Deadly floods in Malawi robbed Fanny Josamu of her husband last year and now drought threatens her two children with starvation.
For weeks, Josamu has relied on unripened watermelons and vegetables to keep her small family alive in Chikwawa, one of the most disaster-prone areas in southern Malawi.
“When they eat the children collapse because it’s not tasty and they can’t eat enough,” the 22-year-old fretted.
“If we don’t get any help after this food finishes, our children are going to die,” Josamu said as she collected a bag of maize, cooking oil and legumes being handed out by World Vision, one of a clutch of aid groups responding to an emergency that has left 2.8 million Malawians hungry.
Almost 16 million in Southern Africa face hunger this year because of drought exacerbated by an El Nino weather pattern, but Malawi is the worst-hit country with about 17 percent of its population affected.
Prices for maize, the nation’s staple crop, are already more than 60 percent above the 3-year average for this time of the year, making it increasingly difficult for many people to buy food, the United Nations World Food Programme (WFP) says.
Last week, the government raised fuel prices partly in response to the kwacha’s weakness against the U.S. dollar.

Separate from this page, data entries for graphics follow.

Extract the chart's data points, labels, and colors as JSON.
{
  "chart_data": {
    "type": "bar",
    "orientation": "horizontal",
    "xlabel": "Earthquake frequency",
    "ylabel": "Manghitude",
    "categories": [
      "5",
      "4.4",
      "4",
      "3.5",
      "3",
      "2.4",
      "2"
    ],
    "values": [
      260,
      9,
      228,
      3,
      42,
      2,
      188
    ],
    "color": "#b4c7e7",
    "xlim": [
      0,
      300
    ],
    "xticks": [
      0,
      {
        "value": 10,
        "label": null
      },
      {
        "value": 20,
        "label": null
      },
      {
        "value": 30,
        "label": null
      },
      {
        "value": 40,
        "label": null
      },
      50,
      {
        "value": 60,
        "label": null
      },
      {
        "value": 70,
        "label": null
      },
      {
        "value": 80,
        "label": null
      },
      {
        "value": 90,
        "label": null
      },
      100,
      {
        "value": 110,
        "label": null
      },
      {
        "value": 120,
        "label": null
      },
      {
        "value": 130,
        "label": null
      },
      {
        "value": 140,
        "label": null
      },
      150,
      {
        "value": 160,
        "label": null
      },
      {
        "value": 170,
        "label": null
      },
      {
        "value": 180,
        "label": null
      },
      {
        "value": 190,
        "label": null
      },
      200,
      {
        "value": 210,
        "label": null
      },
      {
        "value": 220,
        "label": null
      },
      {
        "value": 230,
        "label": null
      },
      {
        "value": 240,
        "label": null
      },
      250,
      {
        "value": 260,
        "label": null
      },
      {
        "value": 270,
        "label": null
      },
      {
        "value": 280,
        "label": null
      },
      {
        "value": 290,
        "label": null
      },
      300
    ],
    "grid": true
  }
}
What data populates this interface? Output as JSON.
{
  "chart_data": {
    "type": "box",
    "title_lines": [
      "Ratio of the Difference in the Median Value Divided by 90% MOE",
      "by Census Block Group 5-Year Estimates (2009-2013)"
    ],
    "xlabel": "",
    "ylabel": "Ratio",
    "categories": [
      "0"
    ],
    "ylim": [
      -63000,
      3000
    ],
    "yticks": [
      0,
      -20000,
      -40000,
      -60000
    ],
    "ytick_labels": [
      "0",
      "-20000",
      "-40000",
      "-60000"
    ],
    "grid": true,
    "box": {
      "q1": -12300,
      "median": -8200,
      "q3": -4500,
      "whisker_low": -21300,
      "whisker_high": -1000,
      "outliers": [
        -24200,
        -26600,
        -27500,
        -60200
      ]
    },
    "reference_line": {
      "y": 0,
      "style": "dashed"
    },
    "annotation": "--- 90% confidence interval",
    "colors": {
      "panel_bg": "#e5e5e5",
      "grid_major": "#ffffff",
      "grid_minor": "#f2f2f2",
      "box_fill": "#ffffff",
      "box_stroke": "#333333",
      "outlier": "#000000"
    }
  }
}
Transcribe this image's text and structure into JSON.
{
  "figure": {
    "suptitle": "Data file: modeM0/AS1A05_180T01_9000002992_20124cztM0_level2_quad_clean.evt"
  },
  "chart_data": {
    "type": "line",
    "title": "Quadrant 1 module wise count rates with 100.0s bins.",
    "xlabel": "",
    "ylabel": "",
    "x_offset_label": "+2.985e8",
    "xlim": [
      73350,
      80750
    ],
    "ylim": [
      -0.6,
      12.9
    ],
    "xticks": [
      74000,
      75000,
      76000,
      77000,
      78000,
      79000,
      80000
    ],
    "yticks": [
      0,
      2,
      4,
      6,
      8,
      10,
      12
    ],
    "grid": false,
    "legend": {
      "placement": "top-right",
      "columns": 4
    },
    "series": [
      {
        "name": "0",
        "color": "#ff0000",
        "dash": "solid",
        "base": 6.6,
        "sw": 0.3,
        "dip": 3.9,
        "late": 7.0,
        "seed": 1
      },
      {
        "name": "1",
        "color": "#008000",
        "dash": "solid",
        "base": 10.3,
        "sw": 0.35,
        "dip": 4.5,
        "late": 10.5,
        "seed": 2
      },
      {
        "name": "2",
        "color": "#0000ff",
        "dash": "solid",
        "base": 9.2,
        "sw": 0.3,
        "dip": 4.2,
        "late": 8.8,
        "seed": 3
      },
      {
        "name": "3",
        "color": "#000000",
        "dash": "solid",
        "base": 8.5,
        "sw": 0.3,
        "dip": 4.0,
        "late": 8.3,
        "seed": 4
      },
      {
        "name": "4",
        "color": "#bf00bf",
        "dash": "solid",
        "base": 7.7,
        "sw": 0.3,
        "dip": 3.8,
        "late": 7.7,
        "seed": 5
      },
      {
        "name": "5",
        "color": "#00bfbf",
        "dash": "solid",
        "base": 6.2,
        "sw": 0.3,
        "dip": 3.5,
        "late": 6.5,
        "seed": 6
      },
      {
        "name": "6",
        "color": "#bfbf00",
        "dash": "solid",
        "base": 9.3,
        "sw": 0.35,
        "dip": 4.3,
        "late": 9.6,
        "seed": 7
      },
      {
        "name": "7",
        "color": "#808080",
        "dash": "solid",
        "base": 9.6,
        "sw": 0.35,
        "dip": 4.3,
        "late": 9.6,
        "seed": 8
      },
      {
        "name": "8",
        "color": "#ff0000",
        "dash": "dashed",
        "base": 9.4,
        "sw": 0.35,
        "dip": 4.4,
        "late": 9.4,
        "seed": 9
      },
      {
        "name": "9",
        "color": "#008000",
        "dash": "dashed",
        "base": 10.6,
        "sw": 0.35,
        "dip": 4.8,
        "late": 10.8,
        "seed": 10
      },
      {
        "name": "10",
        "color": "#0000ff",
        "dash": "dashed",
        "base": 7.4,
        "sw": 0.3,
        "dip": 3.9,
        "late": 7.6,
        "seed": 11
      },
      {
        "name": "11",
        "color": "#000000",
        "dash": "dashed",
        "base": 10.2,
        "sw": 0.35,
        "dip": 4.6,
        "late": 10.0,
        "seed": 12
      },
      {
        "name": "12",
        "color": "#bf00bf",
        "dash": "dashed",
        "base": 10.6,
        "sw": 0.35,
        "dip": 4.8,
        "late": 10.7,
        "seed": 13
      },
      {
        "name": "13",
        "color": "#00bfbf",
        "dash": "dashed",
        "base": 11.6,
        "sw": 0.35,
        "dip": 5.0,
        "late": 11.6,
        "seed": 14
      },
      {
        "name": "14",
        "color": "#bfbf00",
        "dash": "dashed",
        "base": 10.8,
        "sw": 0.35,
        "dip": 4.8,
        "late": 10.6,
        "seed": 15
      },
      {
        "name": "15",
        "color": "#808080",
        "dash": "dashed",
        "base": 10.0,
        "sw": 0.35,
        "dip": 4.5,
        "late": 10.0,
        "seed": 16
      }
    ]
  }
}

But the move is likely to push up prices for maize even more.
According to WFP, Malawi faces the highest inflation rate in the region at 23.5 percent and its kwacha currency is on average 170 percent higher than its exchange rate against the U.S. dollar compared to the same period last year.
Across Majete National Park another community living in the same district as Josamu have barely recovered from last year’s torrential rains which caused Malawi to declare half the country a disaster zone as 340,000 people were forced from their homes.
Chief Fombe said the floods ruined the land, covering it with sand. “But even if we had land today, this scorching heat would have made it impossible for us and killed every crop,” he said with a shrug.
Many of his people are suffering.
Looking frail and lost, 91-year-old Temesi Chiwala said she cannot remember the last time families survived on watermelons.
“I have never seen what I am seeing today,” she said as her daughter-in-law prepared their first and last meal of the day.
The Famine Early Warning Systems Network has said it estimates that without additional imports, supplies of subsidised maize would run out in March, about one month before the next harvest is expected to begin.
Even though Finance Minister Goodall Gondwe told parliament last month that 30,000 tonnes of maize would be imported from neighbouring Zambia and 50,000 from Tanzania, aid workers expect humanitarian needs to run high for some time.
WFP said that although climate models suggest El Nino – a warming of sea-surface temperatures in the Pacific – would fade by June, its impact would be felt for up to two years.
“El Nino events have historically always been followed by a strong La Nina,” WFP said in a report on Tuesday.
“In the Southern Africa region, this means flooding, which is as bad for production as drought, and could affect the region well into 2017.”
U.S. government weather forecaster, the Climate Prediction Center (CPC), said on Thursday it sees a near 50 percent chance La Nina could develop later this year.
Typically less damaging than El Nino, La Nina is characterised by unusually cold ocean temperatures in the equatorial Pacific Ocean.